We are at a crossroads. Should we give Mom anti-psychotic medication to combat her hostility and irrational behavior (i.e., hallucinations, delusions, aggression, agitation), thereby knowingly accepting possible side effects of these drugs? Or should we continue to shepherd Mom through her heartbreaking performances and embrace her anger?

Mom is regressing into a world of incoherence and fantasy. She experiences what my dad calls psychotic episodes between periods of greater clarity with lack of cognition and total memory loss.

The use of anti-psychotic drugs must be considered with extreme caution. No drugs are specifically approved by the U.S. Food and Drug Administration to treat behavioral and psychiatric dementia symptoms in people with Alzheimer’s, though “off-label” use, where a doctor prescribes a drug for a different purpose than the one for which it is approved, is an accepted practice. How much is too much agitation? What defines a hallucination? Are there other alternatives? What are the risks involved? Is Mom a danger to herself or us? Who are the drugs really for—her or us?

We know from past experience that even a very low dose of one of the recommended drugs slows Mom’s gait, makes her sleepy and her speech more incoherent. But she is also more compliant and generally happy.

My dad is the one who spends all day every day with Mom. He has little time for himself, and he is often in conflict with Mom over her behavior. I had a renewed sense of his experience when he was out of the house for the whole day, and I was the key caregiver.

Several times during the day, Mom told me she had to leave. She walked to the back of the house and went from one room to the other. In Daddy’s studio, she went into the corner and dramatically pressed along the wall as if looking for a secret passageway. Back in the hall, she fumbled with the sliding door, trying to figure out how to open it. Then she went into the study, stood by the desk examining what was on it, opened the file drawer, and rummaged through it. I walked with her on several of her circuits, surprised at one point to find a folded manila folder under her skirt.

The first time it happened, it was only 8 a.m., too early to head to the local mall. I took the advice of our Filipina caregiver Sahli and let Mom struggle on her own. If we didn’t talk to her, she seemed less angry. But I was heartbroken to watch her actions knowing I could not help her or calm her in any way. When it was late enough to walk out, Mom hesitated. She told me she needed to stay where she was to find the way home. When I showed her the door at the other end of the apartment, she reluctantly followed me out.
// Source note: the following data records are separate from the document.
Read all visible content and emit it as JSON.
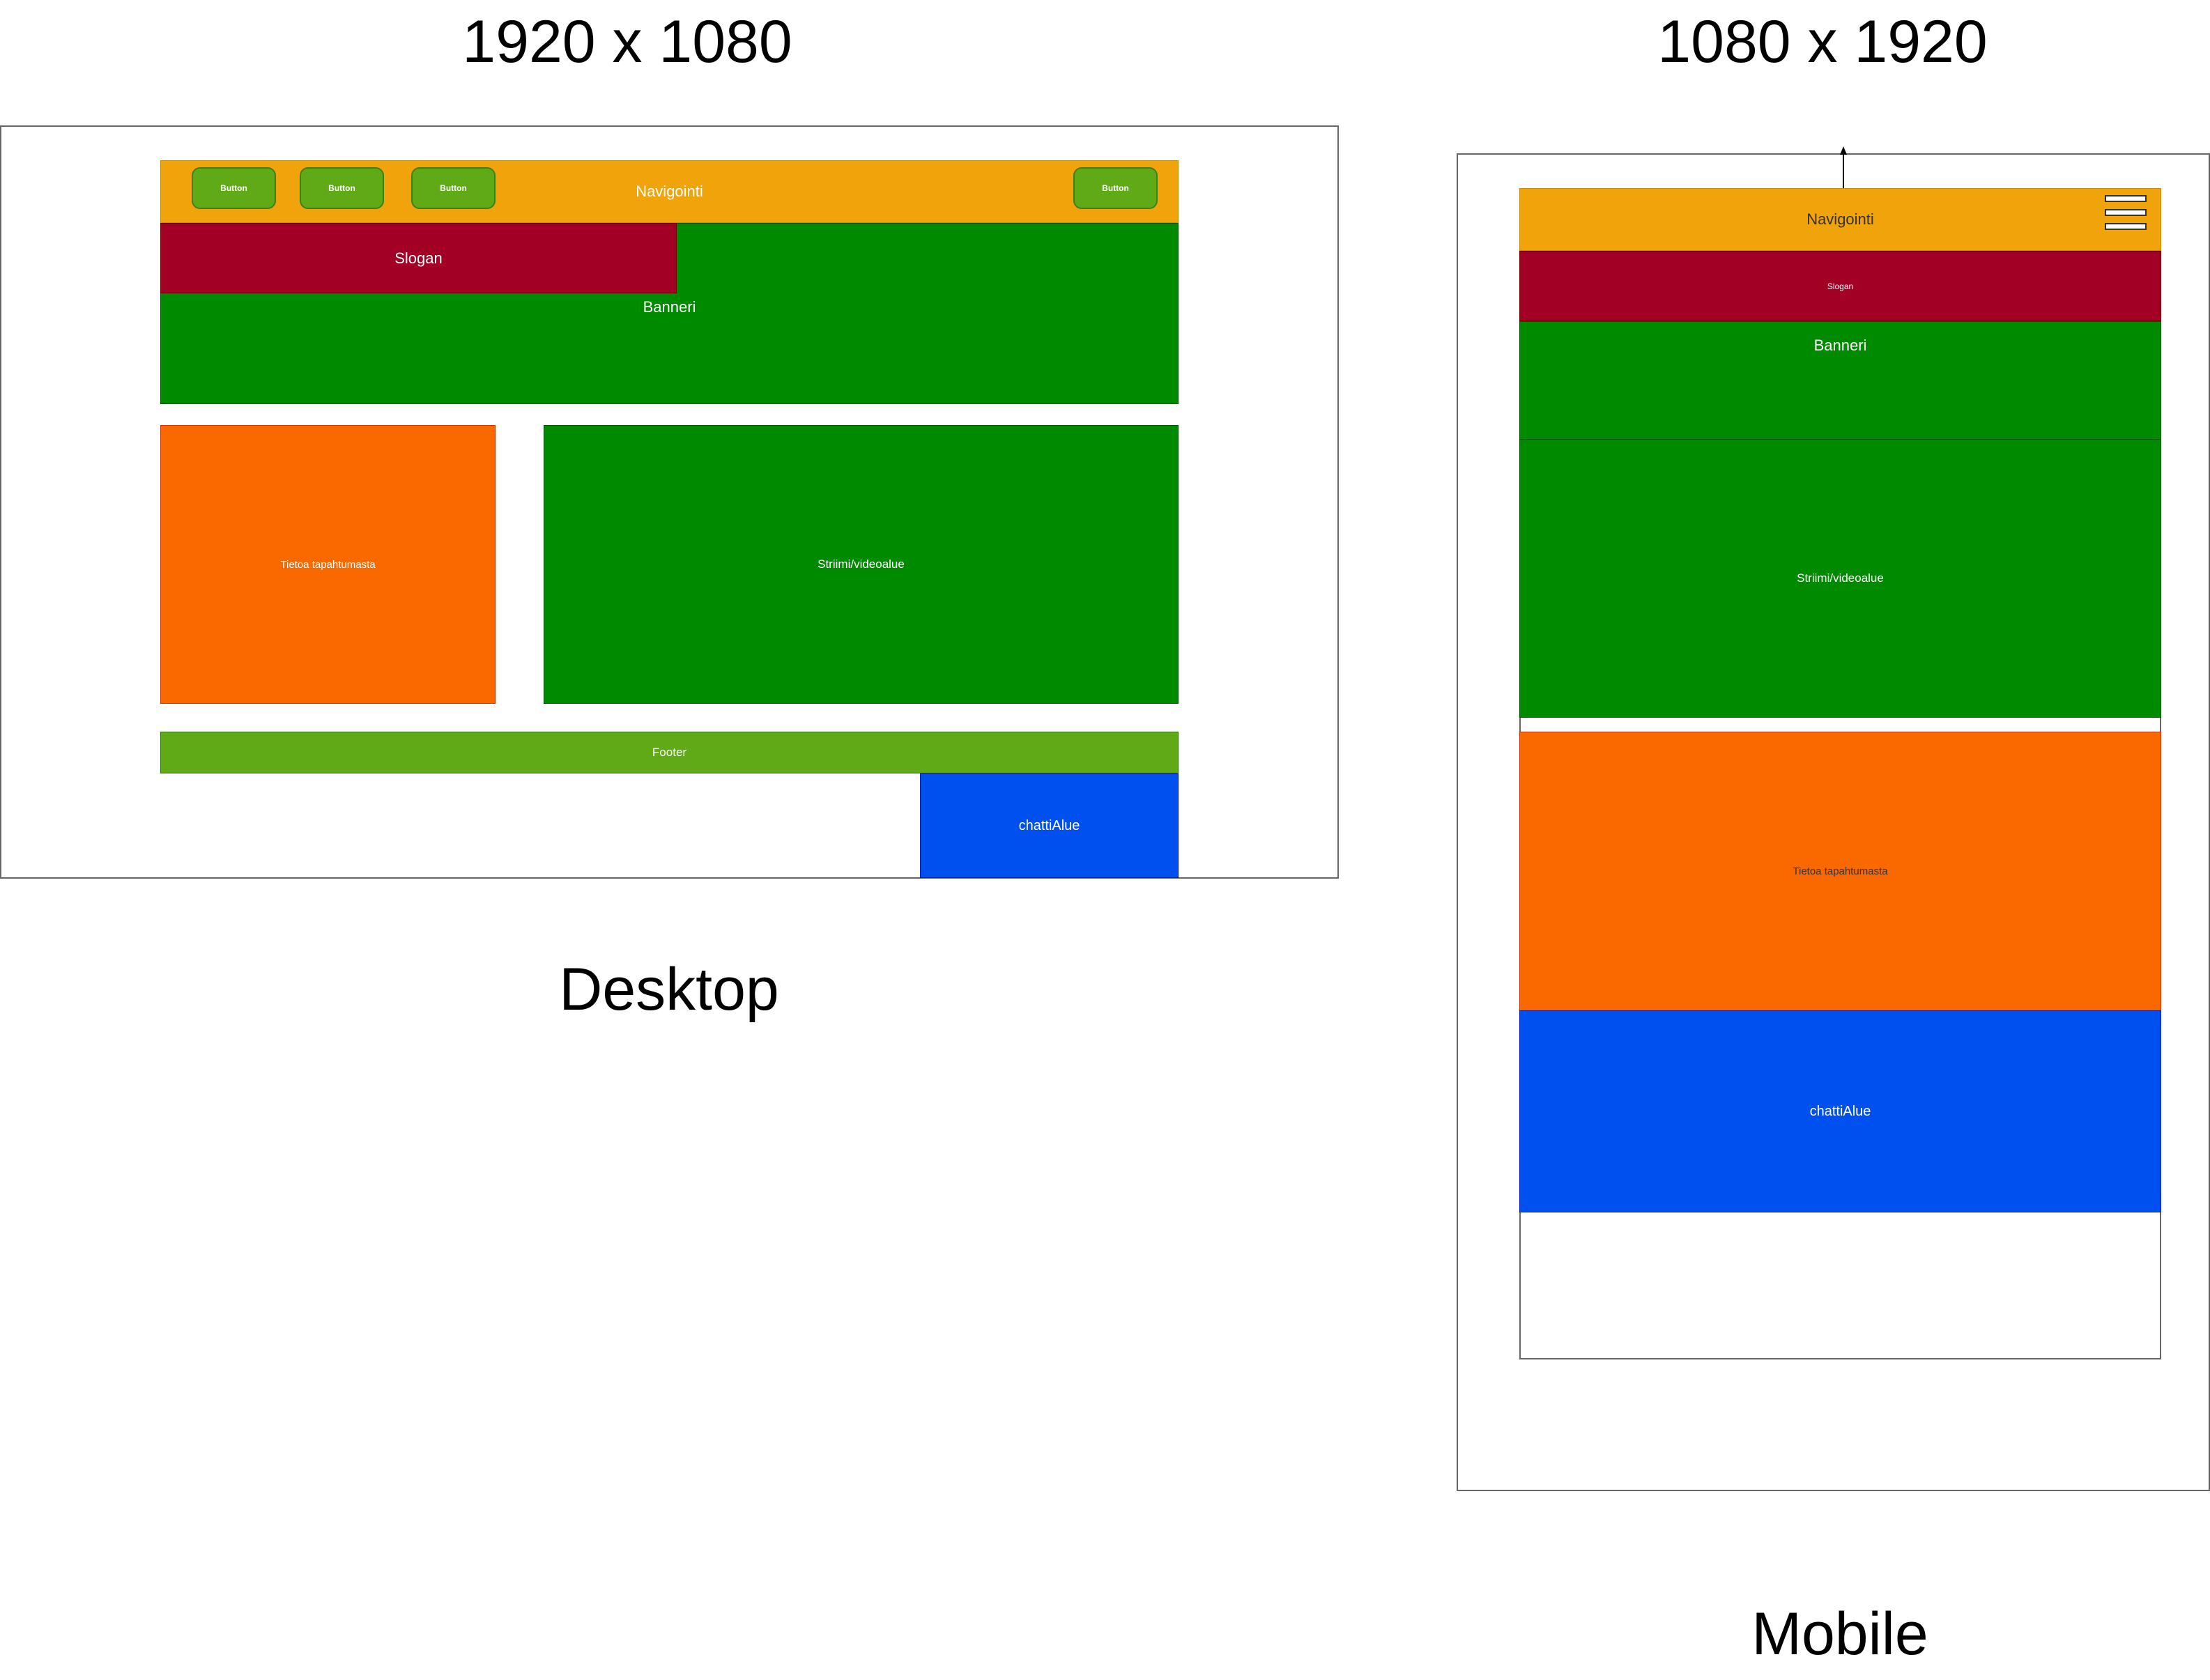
{
  "colors": {
    "nav": "#f0a30a",
    "slogan": "#a20025",
    "banner": "#008a00",
    "info": "#fa6800",
    "stream": "#008a00",
    "footer": "#60a917",
    "chat": "#0050ef",
    "button": "#60a917"
  },
  "desktop": {
    "resolution": "1920 x 1080",
    "caption": "Desktop",
    "nav_label": "Navigointi",
    "buttons": [
      "Button",
      "Button",
      "Button",
      "Button"
    ],
    "slogan": "Slogan",
    "banner": "Banneri",
    "info": "Tietoa tapahtumasta",
    "stream": "Striimi/videoalue",
    "footer": "Footer",
    "chat": "chattiAlue"
  },
  "mobile": {
    "resolution": "1080 x 1920",
    "caption": "Mobile",
    "nav_label": "Navigointi",
    "menu_icon": "hamburger-icon",
    "slogan": "Slogan",
    "banner": "Banneri",
    "stream": "Striimi/videoalue",
    "info": "Tietoa tapahtumasta",
    "chat": "chattiAlue"
  }
}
We had a great time walking and talking, drinking coffee, window shopping, visiting rabbits in the pet shop and commenting on the people around us. On our walk home, Mom continued to radiate happiness. We stopped at my house and ended up making doughnuts for Chanukah. We listened to Benny Goodman, sat in the sunshine, swung our legs on the bed and laughed about everything. Mom cooed over the cat. Then she lovingly pet my stuffed moose, asking me at one point if it had trouble breathing.

At about noon, we went back to Mom’s house.

“This isn’t my house,” she said when we went inside.

And so began Mom’s second round of “going home.” She refused to eat lunch. She refused to take her nap. We checked up on her occasionally, but our idea was that she’d eventually tire and want to sleep.

At 1:00, I asked if she’d like to come back to my house to bake the doughnuts (they had to rise for an hour). Nope. Mom expressed an urgency to stay where she was. I left her with Sahli and popped home.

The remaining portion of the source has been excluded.